The unemployment rate, then, is the share of the labor force that satisfies those three conditions.  Computationally, the rate is obtained by dividing the number of unemployed persons by the total number of persons in the labor force and multiplying the quotient by 100. In September 2012, the national unemployment rate equaled 7.8 percent.

Also known as the U-3 measure, the unemployment rate is just one gauge of the extent to which available labor is not being utilized. In an economy as large and complex as the American one, it is ridiculous to think that one statistic, no matter how rigorously calculated, could adequately capture all economic conditions. The unemployment rate therefore must be interpreted in light of all the other data contained in the monthly employment report to discern larger trends.

Additionally, bear in mind that the CPS definition of unemployment has no relation to the receipt of unemployment insurance compensation; in fact, the vast majority of unemployed Americans never collect unemployment insurance benefits, either because they never apply or because they fail to meet the eligibility criteria set by their respective states. In 2008, for instance, just 36 percent of unemployed persons collected insurance payments. This means that state administrative data on the number of persons receiving unemployment insurance, like those released each Thursday morning by the US Department of Labor, are not interchangeable with CPS data related to unemployment.

People sometimes accuse the BLS of not reporting the “real” or “true” unemployment for political purposes.

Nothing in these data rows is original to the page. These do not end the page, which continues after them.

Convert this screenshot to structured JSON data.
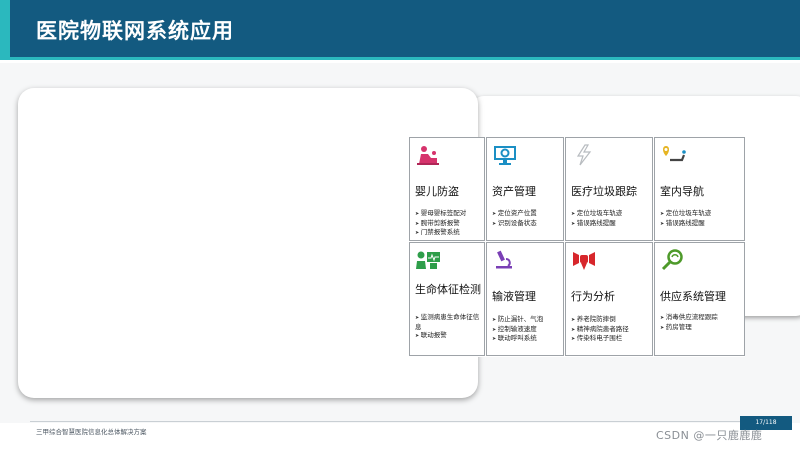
{
  "slide": {
    "title": "医院物联网系统应用",
    "footer": "三甲综合智慧医院信息化总体解决方案",
    "page": "17/118",
    "watermark": "CSDN @一只鹿鹿鹿"
  },
  "tiles": [
    {
      "name": "婴儿防盗",
      "icon": "baby-care-icon",
      "color": "#d6336c",
      "items": [
        "婴母婴标签配对",
        "腕带剪断报警",
        "门禁报警系统"
      ]
    },
    {
      "name": "资产管理",
      "icon": "monitor-gear-icon",
      "color": "#1b8fc4",
      "items": [
        "定位资产位置",
        "识别设备状态"
      ]
    },
    {
      "name": "医疗垃圾跟踪",
      "icon": "lightning-icon",
      "color": "#b8bcc0",
      "items": [
        "定位垃圾车轨迹",
        "错误路线提醒"
      ]
    },
    {
      "name": "室内导航",
      "icon": "navigation-pin-icon",
      "color": "#e6b422",
      "items": [
        "定位垃圾车轨迹",
        "错误路线提醒"
      ]
    },
    {
      "name": "生命体征检测",
      "icon": "vital-monitor-icon",
      "color": "#2e9e4a",
      "items": [
        "监测病患生命体征信息",
        "联动报警"
      ]
    },
    {
      "name": "输液管理",
      "icon": "microscope-icon",
      "color": "#7a3fb5",
      "items": [
        "防止漏针、气泡",
        "控制输液速度",
        "联动呼叫系统"
      ]
    },
    {
      "name": "行为分析",
      "icon": "behavior-icon",
      "color": "#d7262b",
      "items": [
        "养老院防摔倒",
        "精神病院患者路径",
        "传染科电子围栏"
      ]
    },
    {
      "name": "供应系统管理",
      "icon": "magnifier-icon",
      "color": "#4e9a2a",
      "items": [
        "消毒供应流程跟踪",
        "药房管理"
      ]
    }
  ]
}
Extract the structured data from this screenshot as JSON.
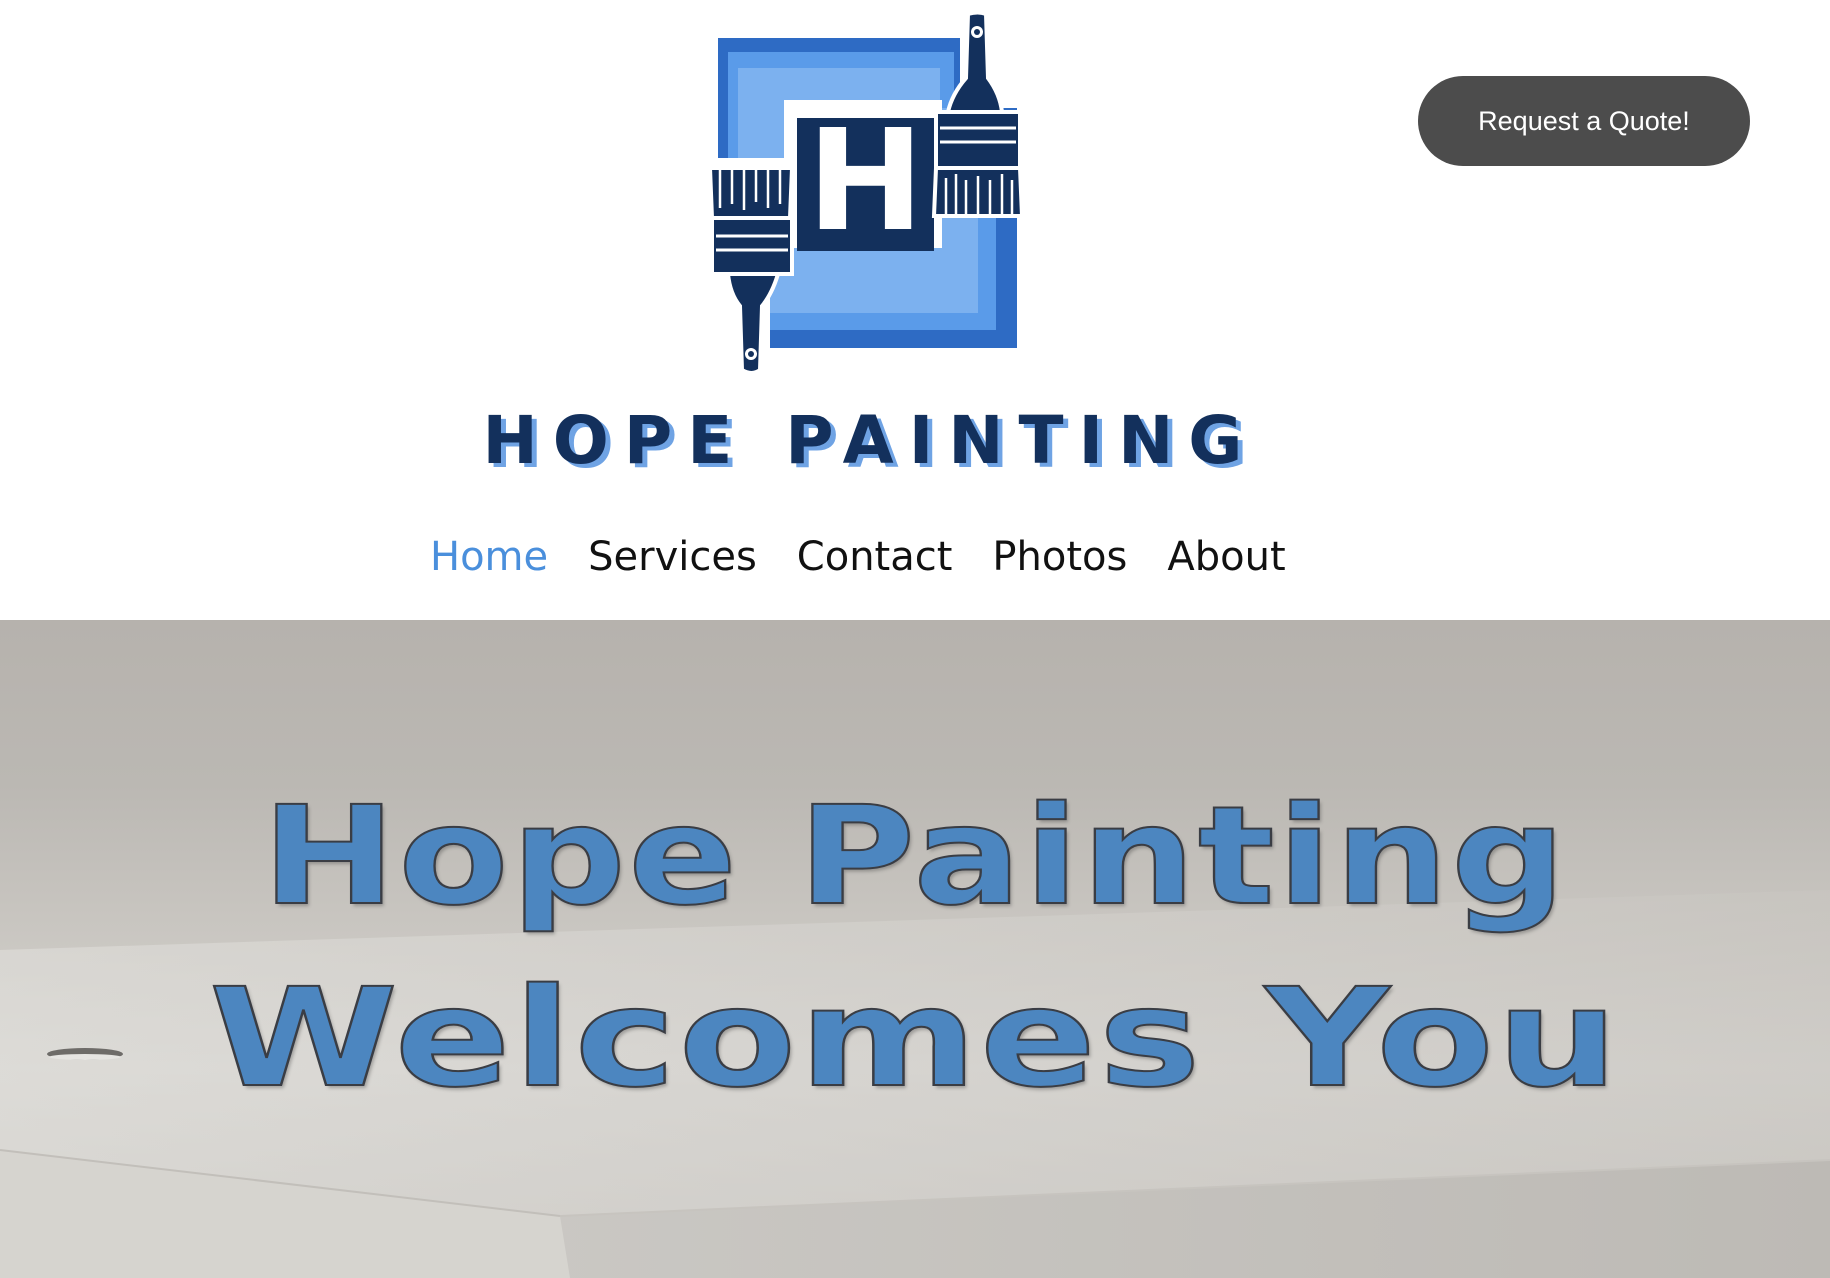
{
  "header": {
    "logo_letter": "H",
    "brand_name": "HOPE PAINTING",
    "quote_button": "Request a Quote!"
  },
  "nav": {
    "items": [
      {
        "label": "Home",
        "active": true
      },
      {
        "label": "Services",
        "active": false
      },
      {
        "label": "Contact",
        "active": false
      },
      {
        "label": "Photos",
        "active": false
      },
      {
        "label": "About",
        "active": false
      }
    ]
  },
  "hero": {
    "line1": "Hope Painting",
    "line2": "Welcomes You"
  },
  "colors": {
    "brand_navy": "#13305c",
    "brand_blue": "#2e6bc4",
    "brand_light_blue": "#6fa3e4",
    "nav_active": "#4a8fdc",
    "button_bg": "#4c4c4c",
    "hero_text": "#4c86c0"
  }
}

While such critics rarely specify exactly what they mean, they often seem to be talking about underemployment, which is a broader conceptualization of labor under-utilization. The category of underemployed persons includes the following three groups:

  • Persons who are unemployed
  • Persons who are marginally attached to the labor force, meaning those who have stopped looking for jobs due to discouragement AND those who are conditionally interested in work but are not seeking it for reasons other than discouragement, such as a lack of childcare
  • Persons who would prefer to work on a full-time basis but are working involuntarily part-time

The underemployment rate (also known as the U-6 measure) is the share of the adjusted labor force that is effectively jobless. Computationally, the rate is obtained by dividing the sum of unemployed persons, marginally attached workers, and involuntary part-time workers by the sum of the civilian labor force and marginally attached workers and then multiplying the quotient by 100. In September 2012, the underemployment rate totaled 14.7 percent.

While the unemployment rate is the official measure of joblessness and the one that attracts the attention of journalists each month, the underemployment rate is not hidden by the BLS. In fact, the agency publishes the official unemployment rate, the underemployment rate, and four other alternative measures in both seasonally adjusted and unadjusted formats. These measure are found in table A-15 in each monthly report on the employment situation.

Final Thoughts
Allegations of data manipulation on the part of the BLS are ill-informed ones that point to a lack of understanding of how important economic numbers are computed, what they measure, and how to interpret them properly. While the accusations are troubling, they hopefully can create an “educable moment” to improve understanding of the problems facing the American labor market and the ways in which statistical data like those compiled by the BLS can inform policymaking.

For, when all is said and done, the numbers contained in the September employment report are by any measure disturbing ones that point to a labor market that simply is not creating enough jobs for all those Americans who want and need work. This is a crisis that has shown no sign of abating anytime soon and that will confront whichever candidate wins the presidency in November.

(Updated on October 10, 2012 to include the CES preliminary benchmark announcement. Updated on October 11, 2012 to clarify the relationship between CPS measures of unemployment and the receipt of unemployment insurance compensation.)